Ethics is eternal! Hallelujah!



Thursday, May 10, 2018

Why Do Fools Start Wars?

Is it because they are fools? Is it because they cannot fall in love? Do only fools out-of-love start wars?

I was thinking and wondering about whether someone has researched, written about and reached any conclusions about who, exactly, starts wars? I mean, if we can name specific individuals that apparently triggered various large wars in the last 1000 years or so, can they be reliably profiled? Were they fools, dictators, narcissists, demagogues, warriors, schizophrenics, ignoramuses, delusional, bullies, autocrats, paranoid, mercenaries, autodidactic, or maybe wealth-seekers hungry for the spoils of war? Or some combined characteristics of the above?
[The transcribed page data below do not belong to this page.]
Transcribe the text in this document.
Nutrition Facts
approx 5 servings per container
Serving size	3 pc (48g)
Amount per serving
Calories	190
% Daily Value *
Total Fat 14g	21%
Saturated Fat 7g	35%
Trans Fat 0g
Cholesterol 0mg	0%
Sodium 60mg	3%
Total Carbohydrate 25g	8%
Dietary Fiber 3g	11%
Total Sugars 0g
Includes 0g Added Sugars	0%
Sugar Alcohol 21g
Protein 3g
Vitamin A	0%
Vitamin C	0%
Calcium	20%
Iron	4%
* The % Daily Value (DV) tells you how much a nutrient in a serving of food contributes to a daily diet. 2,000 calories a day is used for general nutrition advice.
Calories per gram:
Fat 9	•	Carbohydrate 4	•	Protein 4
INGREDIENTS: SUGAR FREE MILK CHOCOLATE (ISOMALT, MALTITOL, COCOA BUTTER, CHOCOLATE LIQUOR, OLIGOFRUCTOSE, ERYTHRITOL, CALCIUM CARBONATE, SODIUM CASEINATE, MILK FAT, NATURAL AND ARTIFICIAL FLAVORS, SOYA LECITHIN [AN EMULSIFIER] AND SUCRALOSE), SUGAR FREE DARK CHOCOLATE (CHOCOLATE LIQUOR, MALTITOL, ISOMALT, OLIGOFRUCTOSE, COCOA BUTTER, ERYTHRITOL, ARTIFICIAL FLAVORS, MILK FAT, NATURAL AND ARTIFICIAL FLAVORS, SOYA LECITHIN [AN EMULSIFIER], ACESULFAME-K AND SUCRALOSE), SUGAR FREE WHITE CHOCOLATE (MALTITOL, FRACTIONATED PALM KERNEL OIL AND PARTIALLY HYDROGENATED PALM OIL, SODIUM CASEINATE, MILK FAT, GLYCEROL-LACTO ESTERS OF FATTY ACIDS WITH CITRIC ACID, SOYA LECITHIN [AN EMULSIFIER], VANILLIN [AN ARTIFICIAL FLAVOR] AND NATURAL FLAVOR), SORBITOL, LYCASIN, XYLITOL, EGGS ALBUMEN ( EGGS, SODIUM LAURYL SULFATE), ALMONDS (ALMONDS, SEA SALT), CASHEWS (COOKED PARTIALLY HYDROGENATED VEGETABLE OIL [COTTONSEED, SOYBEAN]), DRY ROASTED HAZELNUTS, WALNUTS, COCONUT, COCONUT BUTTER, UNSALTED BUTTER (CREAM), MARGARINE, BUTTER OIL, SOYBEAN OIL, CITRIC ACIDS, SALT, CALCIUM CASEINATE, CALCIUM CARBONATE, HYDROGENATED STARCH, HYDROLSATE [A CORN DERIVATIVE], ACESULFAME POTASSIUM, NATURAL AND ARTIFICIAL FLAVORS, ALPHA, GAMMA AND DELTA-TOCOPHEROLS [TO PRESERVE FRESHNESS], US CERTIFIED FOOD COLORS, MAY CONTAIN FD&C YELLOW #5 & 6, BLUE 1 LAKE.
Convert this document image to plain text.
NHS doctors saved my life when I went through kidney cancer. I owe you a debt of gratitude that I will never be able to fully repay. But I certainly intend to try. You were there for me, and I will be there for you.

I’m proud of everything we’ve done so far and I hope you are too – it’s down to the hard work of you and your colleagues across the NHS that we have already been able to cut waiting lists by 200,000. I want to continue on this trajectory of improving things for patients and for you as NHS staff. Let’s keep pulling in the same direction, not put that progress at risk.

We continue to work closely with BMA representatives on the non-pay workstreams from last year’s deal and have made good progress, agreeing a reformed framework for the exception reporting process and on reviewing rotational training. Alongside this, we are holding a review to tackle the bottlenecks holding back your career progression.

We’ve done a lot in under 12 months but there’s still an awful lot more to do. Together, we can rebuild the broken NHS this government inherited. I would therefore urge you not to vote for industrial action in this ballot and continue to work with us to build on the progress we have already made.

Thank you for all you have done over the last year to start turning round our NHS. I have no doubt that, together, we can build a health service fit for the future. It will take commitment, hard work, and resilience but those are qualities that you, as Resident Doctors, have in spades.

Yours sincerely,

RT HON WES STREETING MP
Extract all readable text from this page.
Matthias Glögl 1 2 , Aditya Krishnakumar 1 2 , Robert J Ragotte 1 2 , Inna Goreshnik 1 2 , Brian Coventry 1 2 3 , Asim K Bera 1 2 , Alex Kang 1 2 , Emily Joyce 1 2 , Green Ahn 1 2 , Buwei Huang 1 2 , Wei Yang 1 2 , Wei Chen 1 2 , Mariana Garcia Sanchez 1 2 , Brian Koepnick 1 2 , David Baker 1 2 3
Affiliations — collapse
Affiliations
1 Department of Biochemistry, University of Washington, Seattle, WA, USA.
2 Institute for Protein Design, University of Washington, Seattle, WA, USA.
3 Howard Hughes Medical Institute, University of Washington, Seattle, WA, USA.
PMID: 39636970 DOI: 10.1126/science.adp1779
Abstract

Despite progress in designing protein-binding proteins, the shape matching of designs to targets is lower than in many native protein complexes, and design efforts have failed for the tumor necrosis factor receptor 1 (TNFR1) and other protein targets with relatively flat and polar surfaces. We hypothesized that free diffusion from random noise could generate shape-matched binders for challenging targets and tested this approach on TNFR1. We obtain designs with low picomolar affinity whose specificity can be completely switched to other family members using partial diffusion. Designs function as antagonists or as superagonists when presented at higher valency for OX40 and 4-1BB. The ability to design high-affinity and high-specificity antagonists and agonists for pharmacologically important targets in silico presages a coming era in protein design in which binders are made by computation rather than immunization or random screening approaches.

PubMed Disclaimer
Were they abused, deprived, neglected, abandoned, malnourished, poverty stricken, homeless in childhood?

Who were they and and what can be discovered and discerned about why they started wars wittingly or unwittingly?
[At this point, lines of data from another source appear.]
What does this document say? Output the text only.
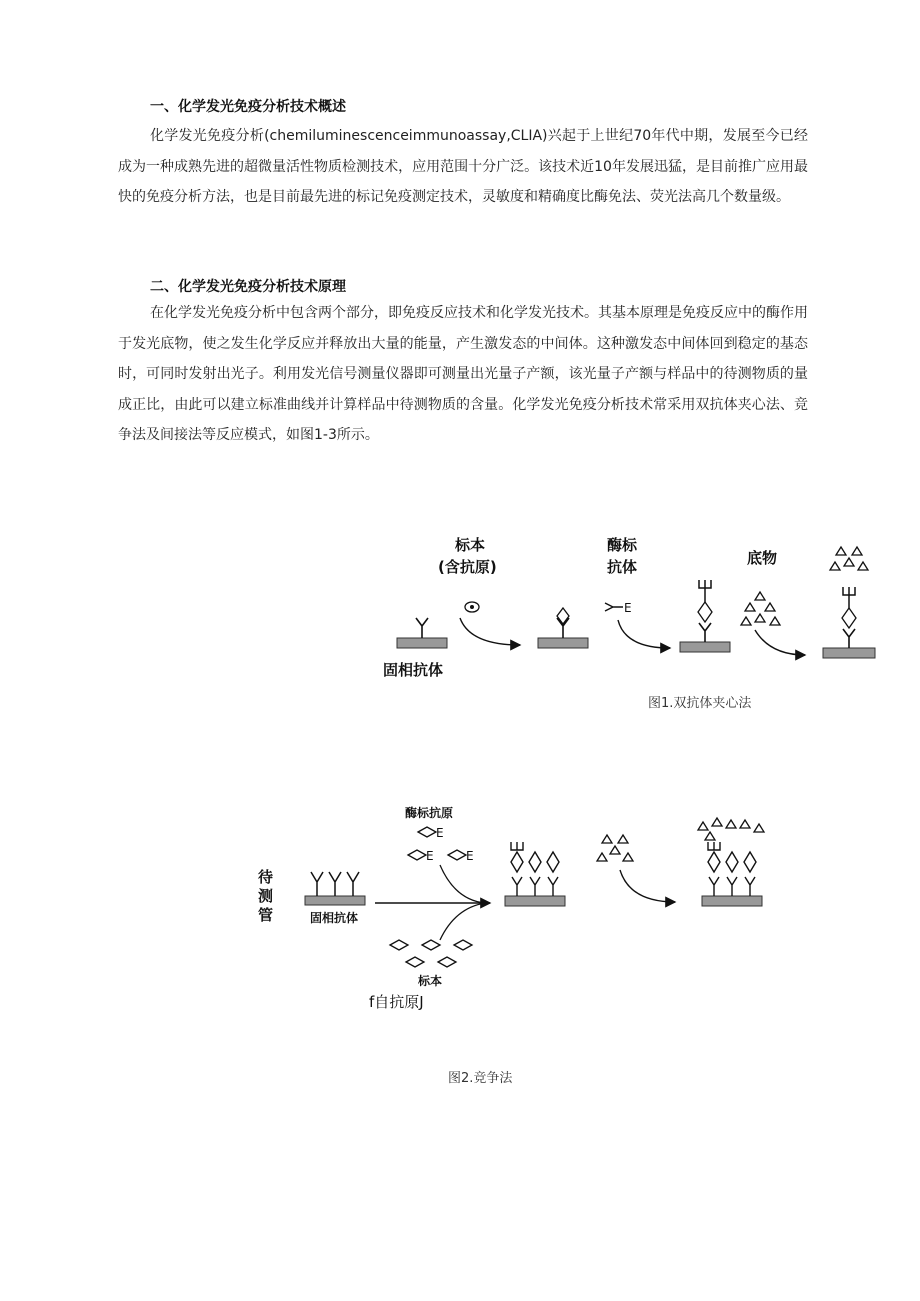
一、化学发光免疫分析技术概述

化学发光免疫分析(chemiluminescenceimmunoassay,CLIA)兴起于上世纪70年代中期，发展至今已经成为一种成熟先进的超微量活性物质检测技术，应用范围十分广泛。该技术近10年发展迅猛，是目前推广应用最快的免疫分析方法，也是目前最先进的标记免疫测定技术，灵敏度和精确度比酶免法、荧光法高几个数量级。

二、化学发光免疫分析技术原理

在化学发光免疫分析中包含两个部分，即免疫反应技术和化学发光技术。其基本原理是免疫反应中的酶作用于发光底物，使之发生化学反应并释放出大量的能量，产生激发态的中间体。这种激发态中间体回到稳定的基态时，可同时发射出光子。利用发光信号测量仪器即可测量出光量子产额，该光量子产额与样品中的待测物质的量成正比，由此可以建立标准曲线并计算样品中待测物质的含量。化学发光免疫分析技术常采用双抗体夹心法、竞争法及间接法等反应模式，如图1-3所示。

标本
(含抗原)
酶标
抗体	底物
固相抗体
E
图1.双抗体夹心法
待
测
管	固相抗体
酶标抗原
E
E	E
标本
f自抗原J
图2.竞争法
The somewhat obvious origin of my question is pretty existential: the frightening and dangerous era in contemporary American history, that is currently scaring not only Americans, but sensible and alert people worldwide. Some are perhaps playing with a delusional deck of cards. I think there is that, but probably more than that.

Historically, why did no one stop these war-mongers? Stupidity, cowardice, lethargy, inattentiveness, greed, vested interests (political or otherwise)?

Sleeping giants do wake up eventually. Some of them are also undoubtedly fools. Some of them actually do stop or avert wars. Some of them just go with the flow. Some of them are profiteers. Some are self-involved, corrupt beings that have no human compassion or care for others. Some are mean and hateful and angry and aggrieved without cause. They lack rationality. But when they tolerate or start wars, indiscriminately attacking cultures, torturing individuals, separating families, and with scorched earth methods totally disregard all human values, they earn a special place in Hell.

Only God sees the heart, or so believers believe. But any conscious and conscience-driven human being senses evil when it touches them. Asleep or awake, evil has a way of getting our attention and sometimes killing us. War, slowly or suddenly, inflicts the evil of an unnatural death, and so we must resist it. I repeat: We must resist war, it’s evils, and those unmindful of its evil.

And we must remember that wars in this day and age do not always startle us. Their toxic fumes can slowly, subtly creep out of small societal cracks and then explode. The enemy within is not always a Manchurian candidate. (And it seems that the mustache is fairly irrelevant - despite Stalin, Hitler,  Bolton, etc - since not a consistent factor.) Sometimes the home grown enemy is simple bigotry or greed. Sometimes we cannot see it or sort it all out, but we can always try to be discerning and energetically mindful of the lethargy that refuses to say something (or do something) when we see or smell something evil. And we can be ever thankful that we are not alone, even in the darkest days and nights.

Fools do start wars. The rest of us can stop them if only we have the will to do so. Rome was not built in a day; it fell when no one resisted, and when the fools took over. Oh, oh, oh, say can you see that when the inmates run the asylum, it is not a pretty picture.

God bless America, from sea to shining sea.